Je fus surpris, ton visage n’avait rien d’un adulte,
tu étais juste un enfant, tu en donnais l’impression. Tu me plaisais, je crois.
Je n’avais pas honte, dans ce seul domaine, de me
dire, que j’étais homosexuel, d’autant plus maintenant, alors que Silvyan était
en face de moi. Je reconnaissais pourtant que je n’avais jamais eu beaucoup de
relations, peu stables, en tout cas. Je n’ai jamais compté les histoires sans
lendemain, les fantaisies d’une nuit. Si je ne me plaisais pas, pour les
autres, il semblait que je n’étais pas ce monstre. Etrange paradoxe, j’avais
arrêté de me poser des questions, je prenais mon pied, ça me suffisait
amplement. Je n’étais pas très regardant pour mon partenaire, je ne leur
demandais parfois même pas leurs noms, je les rencontrais au hasard d’une
soirée, d’une sortie, rares, au demeurant. Les aimer était trop dur pour moi,
je me contentais juste d’apprécier leurs corps, ce qu’ils m’offraient. Je
n’étais pas d’un caractère soumis, je refusais la position du dominé, ce
n’était vraiment pas pour moi.
Toi, je ne savais pas. Je voulais croire que tu étais
comme moi, c’était tellement attractif, de penser que tu serais à moi, je
venais de me trouver un nouveau but, mais pas un nouveau jeu. Soudain, je ne
voulais plus jouer. Il a fallu revenir en cours, je t’ai proposé de venir avec
moi. Tu l’as fait, tu m’as suivi, tu t’es assis à côté de moi. Supplice et
béatitude, tu étais les deux choses en même temps. Torture de te sentir près de
moi, exaltation de te savoir juste là, je n’avais qu’à lever la main, pour te
toucher.
Thomas vint nous rejoindre, je te présentai. Il t’a
tout de suite apprécié, qui ne l’aurait pas fait. Tu jetais parfois quelques
regards à mes notes, tu étais un peu en retard, tu n’étais pas vraiment
concentré. J’avais l’espoir que je te troublais, ça me faisait plaisir de
songer à ça, je m’imaginais déjà, que j’étais important pour toi, en l’espace
de quelques moments, dilapidés, au bon gré d’un jour banal.
Ma rencontre avec Silvyan ne pouvait pas être anodine,
le hasard et la fortune n’existaient pas dans de telles circonstances,
peut-être que si pouvoir m’était donné de le refaire, je passerai certainement
mon chemin, je l’ignorerai, pour fermer les yeux, et m’éloigner de lui.

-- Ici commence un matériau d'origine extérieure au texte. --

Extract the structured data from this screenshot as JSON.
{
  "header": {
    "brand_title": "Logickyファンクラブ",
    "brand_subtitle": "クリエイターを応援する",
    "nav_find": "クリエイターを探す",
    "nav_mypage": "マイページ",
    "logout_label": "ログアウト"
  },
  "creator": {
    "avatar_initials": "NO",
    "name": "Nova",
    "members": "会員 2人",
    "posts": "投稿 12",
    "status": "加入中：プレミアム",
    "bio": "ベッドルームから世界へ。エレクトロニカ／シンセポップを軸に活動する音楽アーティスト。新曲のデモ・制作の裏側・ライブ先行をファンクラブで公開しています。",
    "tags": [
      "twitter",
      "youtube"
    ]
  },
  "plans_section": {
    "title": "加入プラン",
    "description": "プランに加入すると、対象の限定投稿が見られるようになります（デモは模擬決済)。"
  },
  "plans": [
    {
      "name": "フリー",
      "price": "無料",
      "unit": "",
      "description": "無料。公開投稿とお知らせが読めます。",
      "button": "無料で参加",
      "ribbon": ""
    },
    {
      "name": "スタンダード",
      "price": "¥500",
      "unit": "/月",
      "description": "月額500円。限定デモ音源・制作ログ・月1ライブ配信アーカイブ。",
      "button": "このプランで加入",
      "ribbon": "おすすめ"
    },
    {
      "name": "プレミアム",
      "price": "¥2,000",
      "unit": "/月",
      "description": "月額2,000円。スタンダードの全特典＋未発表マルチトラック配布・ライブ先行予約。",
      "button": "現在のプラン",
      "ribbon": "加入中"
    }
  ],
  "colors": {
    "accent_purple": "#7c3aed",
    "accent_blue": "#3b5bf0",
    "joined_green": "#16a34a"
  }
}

Les
heures ont coulé lentement dans le sablier de mon cerveau, ma volonté n’avait
aucun droit sur les aiguilles noires de ma montre, je n’étais rien, finalement,
face à ce temps traître. Oui, je n’étais rien, je l’ai su à mes dépends, lui,
il avait déjà compris, mais il ne prit jamais la peine de me l’expliquer.
Silvyan poussa soudain ma main, qui était restée
quelques instants, inerte, sur la feuille, sans que je ne m’en aperçoive. Je
m’étais égaré moi-même, j’avais zigzagué dans le vague opaque de mes
phantasmes, où je distinguais confusément les contours fébriles de sa
silhouette.
Je sursautais à peine, je ne te regardai qu’une
seconde, et dans un murmure, je demandais ce que tu voulais.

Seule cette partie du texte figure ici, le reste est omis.